According to the New York Times, Jerry Harris, a fan favorite on the Emmy-nominated Netflix documentary series “Cheer,” was arrested and charged with production of child pornography in a federal court in Chicago on Thursday. Prosecutors said Mr. Harris repeatedly enticed a 13-year-old boy to produce sexually explicit videos and photos of himself and send them to Mr. Harris. In an interview with law enforcement officials on Monday, the complaint says, Mr. Harris, 21, admitted to asking for and receiving child pornography from at least 10 to 15 individuals he knew were minors. He also admitted to having sex with a 15-year-old at a cheerleading event in 2019. A representative for Mr. Harris did not immediately respond to a request for comment. Mr. Harris was sued in Texas on Monday by two of the boys, twin brothers who say he sent and requested sexually explicit messages via text and social media and asked one of the them for sex at a cheerleading competition. The boys are not named in the lawsuit or the complaint because they are minors.
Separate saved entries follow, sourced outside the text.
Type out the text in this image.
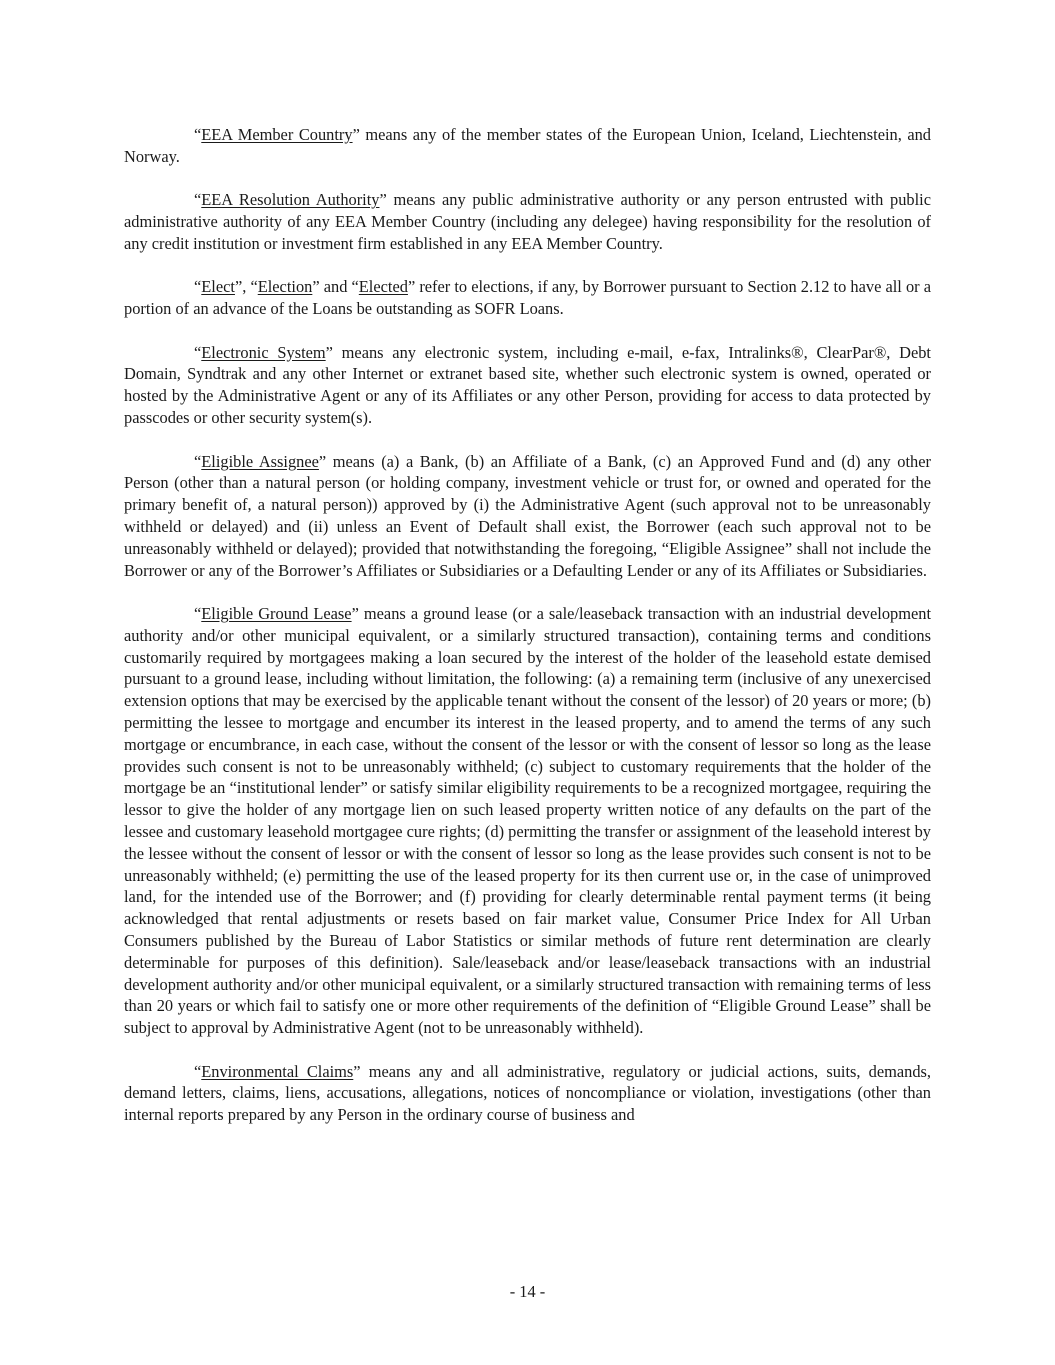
“EEA Member Country” means any of the member states of the European Union, Iceland, Liechtenstein, and Norway.

“EEA Resolution Authority” means any public administrative authority or any person entrusted with public administrative authority of any EEA Member Country (including any delegee) having responsibility for the resolution of any credit institution or investment firm established in any EEA Member Country.

“Elect”, “Election” and “Elected” refer to elections, if any, by Borrower pursuant to Section 2.12 to have all or a portion of an advance of the Loans be outstanding as SOFR Loans.

“Electronic System” means any electronic system, including e-mail, e-fax, Intralinks®, ClearPar®, Debt Domain, Syndtrak and any other Internet or extranet based site, whether such electronic system is owned, operated or hosted by the Administrative Agent or any of its Affiliates or any other Person, providing for access to data protected by passcodes or other security system(s).

“Eligible Assignee” means (a) a Bank, (b) an Affiliate of a Bank, (c) an Approved Fund and (d) any other Person (other than a natural person (or holding company, investment vehicle or trust for, or owned and operated for the primary benefit of, a natural person)) approved by (i) the Administrative Agent (such approval not to be unreasonably withheld or delayed) and (ii) unless an Event of Default shall exist, the Borrower (each such approval not to be unreasonably withheld or delayed); provided that notwithstanding the foregoing, “Eligible Assignee” shall not include the Borrower or any of the Borrower’s Affiliates or Subsidiaries or a Defaulting Lender or any of its Affiliates or Subsidiaries.

“Eligible Ground Lease” means a ground lease (or a sale/leaseback transaction with an industrial development authority and/or other municipal equivalent, or a similarly structured transaction), containing terms and conditions customarily required by mortgagees making a loan secured by the interest of the holder of the leasehold estate demised pursuant to a ground lease, including without limitation, the following: (a) a remaining term (inclusive of any unexercised extension options that may be exercised by the applicable tenant without the consent of the lessor) of 20 years or more; (b) permitting the lessee to mortgage and encumber its interest in the leased property, and to amend the terms of any such mortgage or encumbrance, in each case, without the consent of the lessor or with the consent of lessor so long as the lease provides such consent is not to be unreasonably withheld; (c) subject to customary requirements that the holder of the mortgage be an “institutional lender” or satisfy similar eligibility requirements to be a recognized mortgagee, requiring the lessor to give the holder of any mortgage lien on such leased property written notice of any defaults on the part of the lessee and customary leasehold mortgagee cure rights; (d) permitting the transfer or assignment of the leasehold interest by the lessee without the consent of lessor or with the consent of lessor so long as the lease provides such consent is not to be unreasonably withheld; (e) permitting the use of the leased property for its then current use or, in the case of unimproved land, for the intended use of the Borrower; and (f) providing for clearly determinable rental payment terms (it being acknowledged that rental adjustments or resets based on fair market value, Consumer Price Index for All Urban Consumers published by the Bureau of Labor Statistics or similar methods of future rent determination are clearly determinable for purposes of this definition). Sale/leaseback and/or lease/leaseback transactions with an industrial development authority and/or other municipal equivalent, or a similarly structured transaction with remaining terms of less than 20 years or which fail to satisfy one or more other requirements of the definition of “Eligible Ground Lease” shall be subject to approval by Administrative Agent (not to be unreasonably withheld).

“Environmental Claims” means any and all administrative, regulatory or judicial actions, suits, demands, demand letters, claims, liens, accusations, allegations, notices of noncompliance or violation, investigations (other than internal reports prepared by any Person in the ordinary course of business and

- 14 -
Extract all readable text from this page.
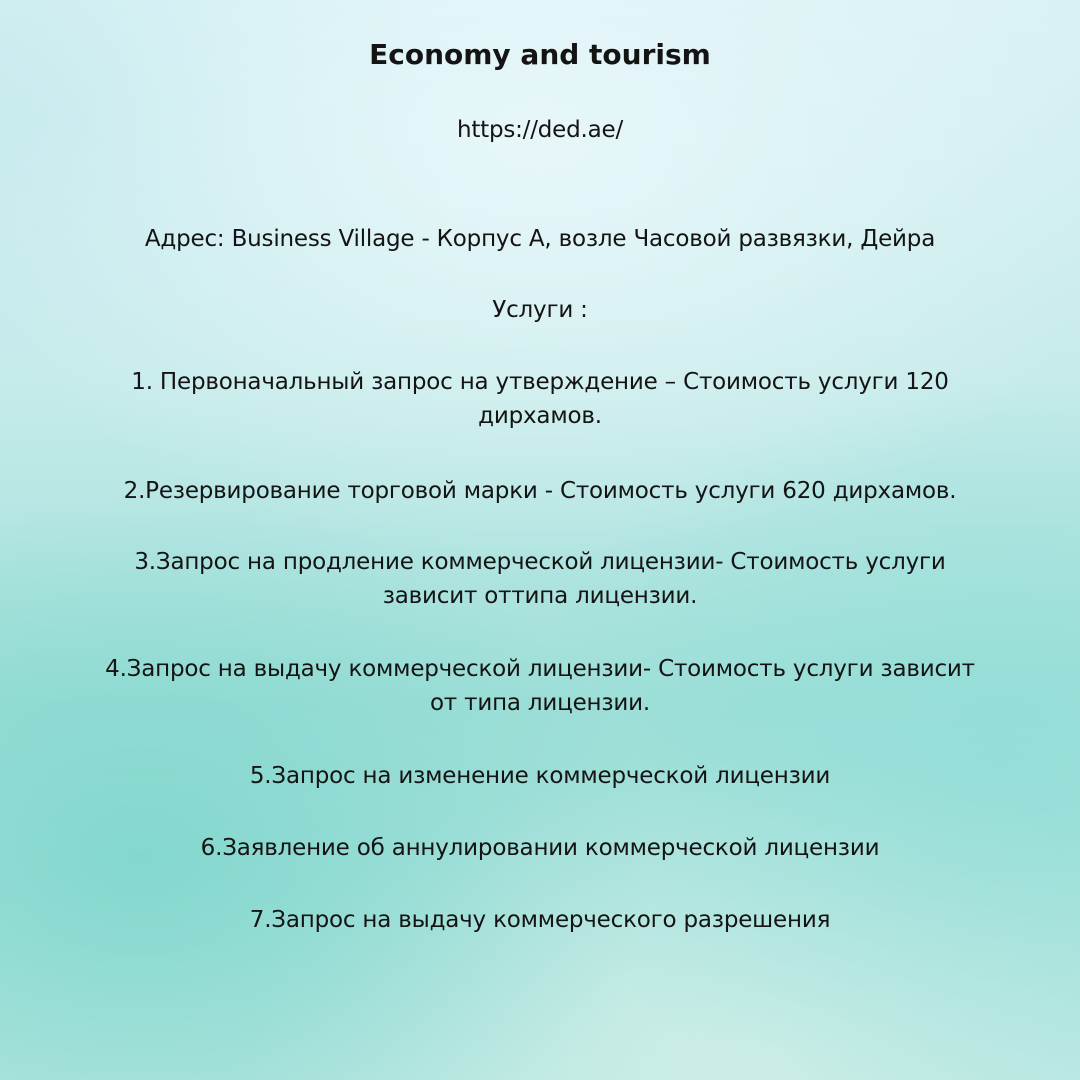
Economy and tourism

https://ded.ae/

Адрес: Business Village - Корпус А, возле Часовой развязки, Дейра

Услуги :

1. Первоначальный запрос на утверждение – Стоимость услуги 120
дирхамов.
2.Резервирование торговой марки - Стоимость услуги 620 дирхамов.
3.Запрос на продление коммерческой лицензии- Стоимость услуги
зависит оттипа лицензии.
4.Запрос на выдачу коммерческой лицензии- Стоимость услуги зависит
от типа лицензии.
5.Запрос на изменение коммерческой лицензии
6.Заявление об аннулировании коммерческой лицензии
7.Запрос на выдачу коммерческого разрешения
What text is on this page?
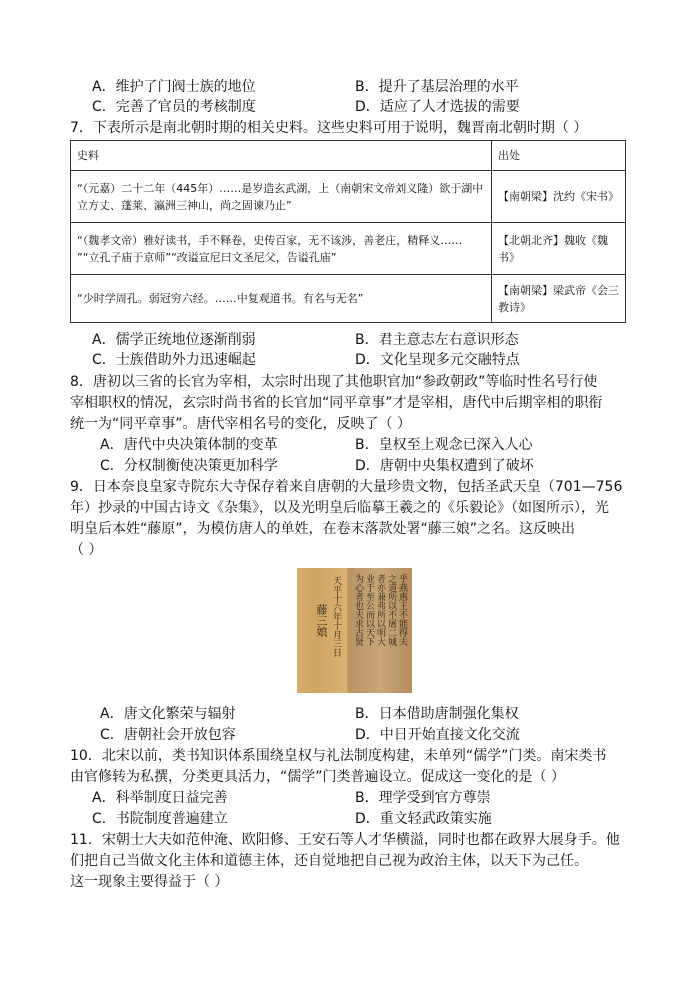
A．维护了门阀士族的地位	B．提升了基层治理的水平
C．完善了官员的考核制度	D．适应了人才选拔的需要
7．下表所示是南北朝时期的相关史料。这些史料可用于说明，魏晋南北朝时期（ ）
史料	出处
“（元嘉）二十二年（445年）……是岁造玄武湖，上（南朝宋文帝刘义隆）欲于湖中立方丈、蓬莱、瀛洲三神山，尚之固谏乃止”	【南朝梁】沈约《宋书》
“（魏孝文帝）雅好读书，手不释卷，史传百家，无不该涉，善老庄，精释义…… ”“立孔子庙于京师”“改谥宣尼曰文圣尼父，告谥孔庙”	【北朝北齐】魏收《魏书》
“少时学周孔。弱冠穷六经。……中复观道书。有名与无名”	【南朝梁】梁武帝《会三教诗》
A．儒学正统地位逐渐削弱	B．君主意志左右意识形态
C．士族借助外力迅速崛起	D．文化呈现多元交融特点
8．唐初以三省的长官为宰相，太宗时出现了其他职官加“参政朝政”等临时性名号行使
宰相职权的情况，玄宗时尚书省的长官加“同平章事”才是宰相，唐代中后期宰相的职衔
统一为“同平章事”。唐代宰相名号的变化，反映了（ ）
A．唐代中央决策体制的变革	B．皇权至上观念已深入人心
C．分权制衡使决策更加科学	D．唐朝中央集权遭到了破坏
9．日本奈良皇家寺院东大寺保存着来自唐朝的大量珍贵文物，包括圣武天皇（701—756
年）抄录的中国古诗文《杂集》，以及光明皇后临摹王羲之的《乐毅论》（如图所示），光
明皇后本姓“藤原”，为模仿唐人的单姓，在卷末落款处署“藤三娘”之名。这反映出
（ ）
天平十六年十月三日
藤三娘	乎燕惠王不能得夫
之道所以不屠二城
者亦兼弗所以明大
业于至公而以天下
为心者也夫求古贤
A．唐文化繁荣与辐射	B．日本借助唐制强化集权
C．唐朝社会开放包容	D．中日开始直接文化交流
10．北宋以前，类书知识体系围绕皇权与礼法制度构建，未单列“儒学”门类。南宋类书
由官修转为私撰，分类更具活力，“儒学”门类普遍设立。促成这一变化的是（ ）
A．科举制度日益完善	B．理学受到官方尊崇
C．书院制度普遍建立	D．重文轻武政策实施
11．宋朝士大夫如范仲淹、欧阳修、王安石等人才华横溢，同时也都在政界大展身手。他
们把自己当做文化主体和道德主体，还自觉地把自己视为政治主体，以天下为己任。
这一现象主要得益于（ ）
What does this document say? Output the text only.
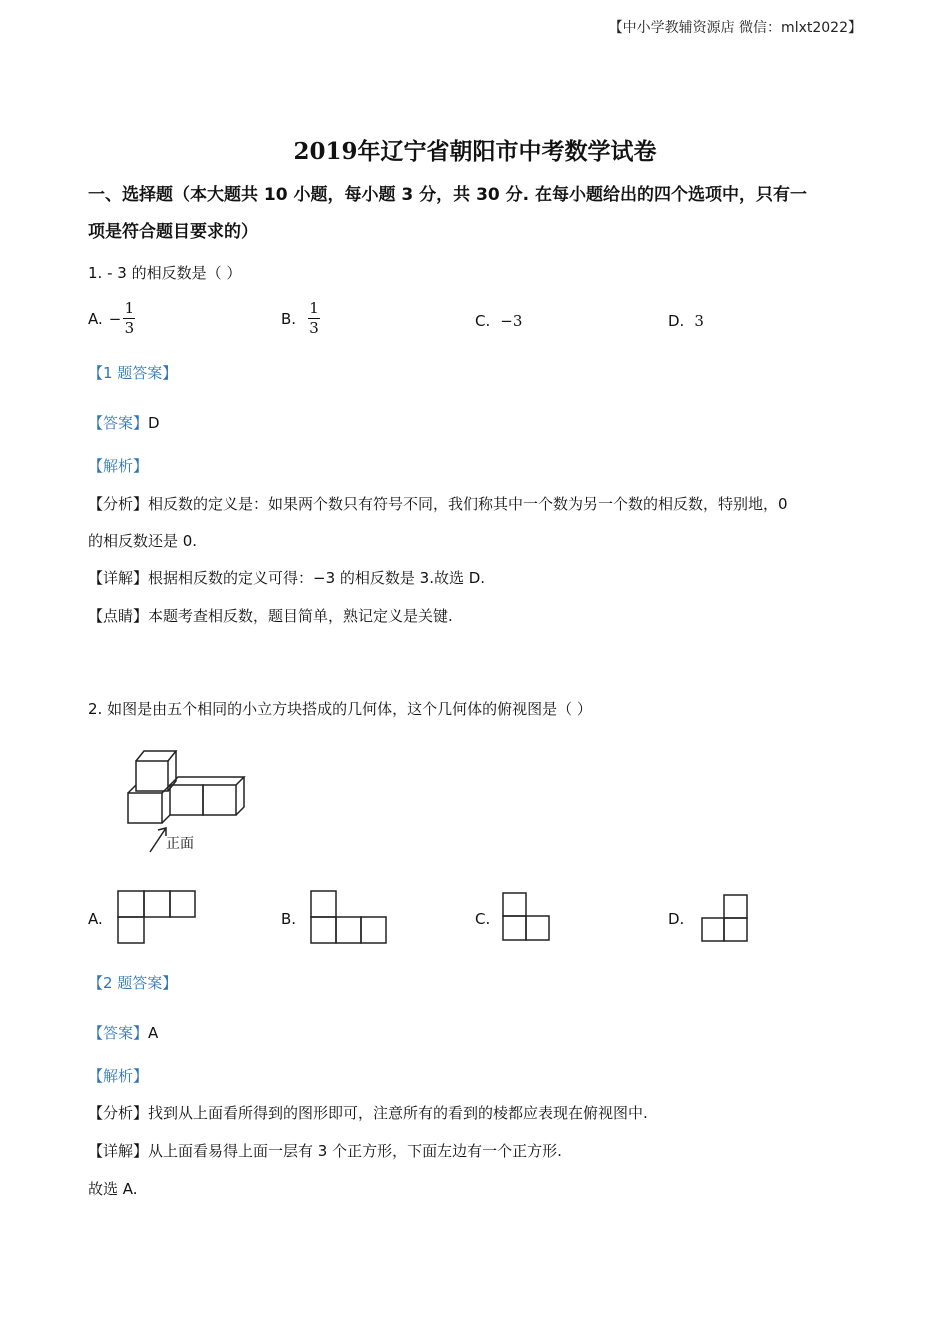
【中小学教辅资源店 微信：mlxt2022】
2019年辽宁省朝阳市中考数学试卷
一、选择题（本大题共 10 小题，每小题 3 分，共 30 分. 在每小题给出的四个选项中，只有一
项是符合题目要求的）
1. - 3 的相反数是（ ）
A. − $\frac{1}{3}$	B. $\frac{1}{3}$	C. −3	D. 3
【1 题答案】
【答案】D
【解析】
【分析】相反数的定义是：如果两个数只有符号不同，我们称其中一个数为另一个数的相反数，特别地，0
的相反数还是 0.
【详解】根据相反数的定义可得：−3 的相反数是 3.故选 D.
【点睛】本题考查相反数，题目简单，熟记定义是关键.
2. 如图是由五个相同的小立方块搭成的几何体，这个几何体的俯视图是（ ）
正面
A.	B.	C.	D.
【2 题答案】
【答案】A
【解析】
【分析】找到从上面看所得到的图形即可，注意所有的看到的棱都应表现在俯视图中.
【详解】从上面看易得上面一层有 3 个正方形，下面左边有一个正方形.
故选 A.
According to USA Today, Former President Barack Obama announced Thursday he plans to release his first presidential memoir. In it, he recounts his experiences during his years in the White House and addresses what he thinks must be done to “heal our divisions.” “A Promised Land,” scheduled for release Nov. 17, will cover his “improbable odyssey from young man searching for his identity to leader of the free world” and “landmark moments of the first term of his historic presidency,” according to the book’s official website. Obama tweeted, “There’s no feeling like finishing a book, and I’m proud of this one. In A Promised Land, I try to provide an honest accounting of my presidency, the forces we grapple with as a nation, and how we can heal our divisions and make democracy work for everybody.” The new memoir will also cover Obama assembling his cabinet, dealing with a global financial crisis, and share his thoughts on Vladimir Putin, passing the Affordable Care Act and authorizing the mission that led to the death of Osama bin Laden. This is Obama’s fourth book and first since leaving the White House. His previous titles are 1995’s “Dreams from My Father,” 2006’s “The Audacity of Hope” and 2010 children’s book “Of Thee I Sing: A Letter to My Daughters.”